A moat, roughly 50 metres long, in the interior of the castle is thought to be from an earlier fortification on the same site. This internal ditch is now only about half a metre deep, three metres wide and runs from north to south.

The circular rampart was archaeologically investigated in 1964 and a survey by Eugen Ixmeier of the Bavarian State Office for Protected Monuments followed in 1970. Topographic photographs were published in 1979 (see literature).

In spring 2007, the eastern part of the archaeological site was damaged by a windthrow and the subsequent cleanup operation. This resulted in the loss of part of the exposed wall sections.

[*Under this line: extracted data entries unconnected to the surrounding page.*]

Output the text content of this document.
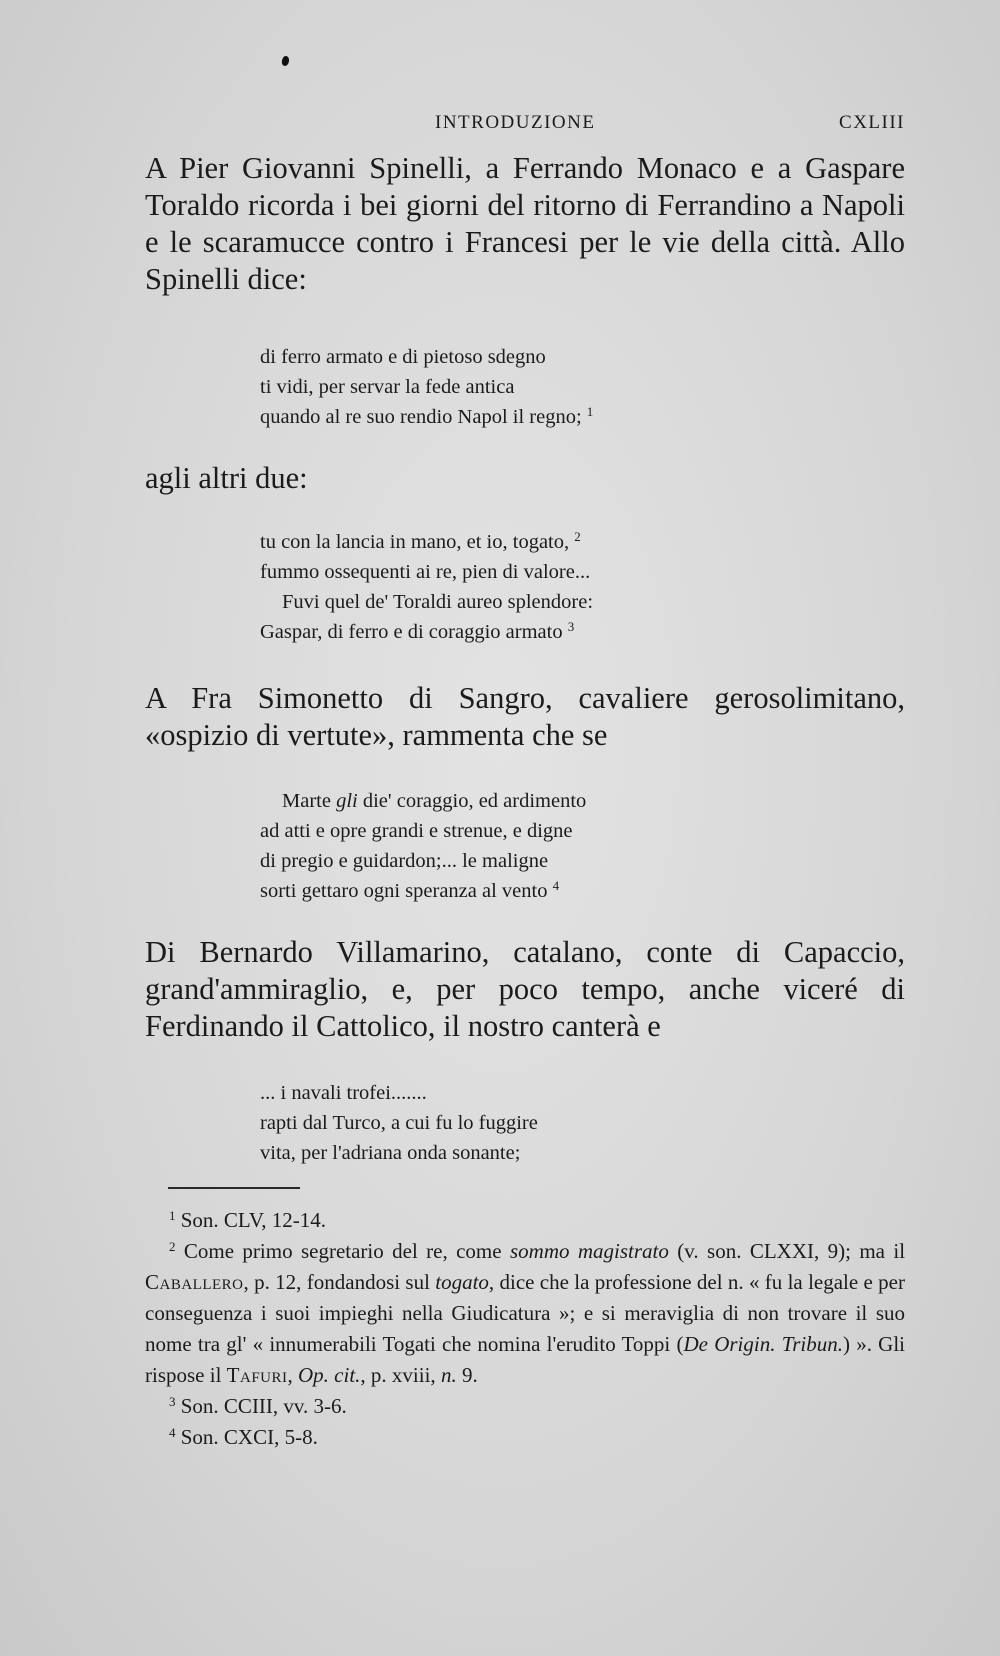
INTRODUZIONE	CXLIII
A Pier Giovanni Spinelli, a Ferrando Monaco e a Gaspare Toraldo ricorda i bei giorni del ritorno di Ferrandino a Napoli e le scaramucce contro i Francesi per le vie della città. Allo Spinelli dice:
di ferro armato e di pietoso sdegno
ti vidi, per servar la fede antica
quando al re suo rendio Napol il regno; $^1$
agli altri due:
tu con la lancia in mano, et io, togato, $^2$
fummo ossequenti ai re, pien di valore...
Fuvi quel de' Toraldi aureo splendore:
Gaspar, di ferro e di coraggio armato $^3$
A Fra Simonetto di Sangro, cavaliere gerosolimitano, «ospizio di vertute», rammenta che se
Marte gli die' coraggio, ed ardimento
ad atti e opre grandi e strenue, e digne
di pregio e guidardon;... le maligne
sorti gettaro ogni speranza al vento $^4$
Di Bernardo Villamarino, catalano, conte di Capaccio, grand'ammiraglio, e, per poco tempo, anche viceré di Ferdinando il Cattolico, il nostro canterà e
... i navali trofei.......
rapti dal Turco, a cui fu lo fuggire
vita, per l'adriana onda sonante;
$^1$ Son. CLV, 12-14.
$^2$ Come primo segretario del re, come sommo magistrato (v. son. CLXXI, 9); ma il Caballero, p. 12, fondandosi sul togato, dice che la professione del n. « fu la legale e per conseguenza i suoi impieghi nella Giudicatura »; e si meraviglia di non trovare il suo nome tra gl' « innumerabili Togati che nomina l'erudito Toppi (De Origin. Tribun.) ». Gli rispose il Tafuri, Op. cit., p. xviii, n. 9.
$^3$ Son. CCIII, vv. 3-6.
$^4$ Son. CXCI, 5-8.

The Bavarian State Office for Protected Monuments has designated the site as a ringwork of the Early Middle Ages and allocated it the index monument number D 6–5830–0007.

== Geotope ==
The sandstones on which the castle stands form the summit area of the hill and are slipping downhill to some extent on the underlying clay and clay marl rocks of the Feuerletten. Extensive redevelopment measures have been carried out to try and prevent further deterioration of the ruins. The rocks have been designated by the Bavarian State Office for the Environment as geotope number 674A010. Because the geotope is part of the Hassberge Castle Trail, information boards have been erected here.

== Literature ==
- Björn-Uwe Abels: Die vor- und frühgeschichtlichen Geländedenkmäler Unterfrankens. (Materialhefte zur bayerischen Vorgeschichte, Reihe B, Band 6). Verlag Michael Lassleben, Kallmünz, 1979, ISBN 3-7847-5306-X, p. 89.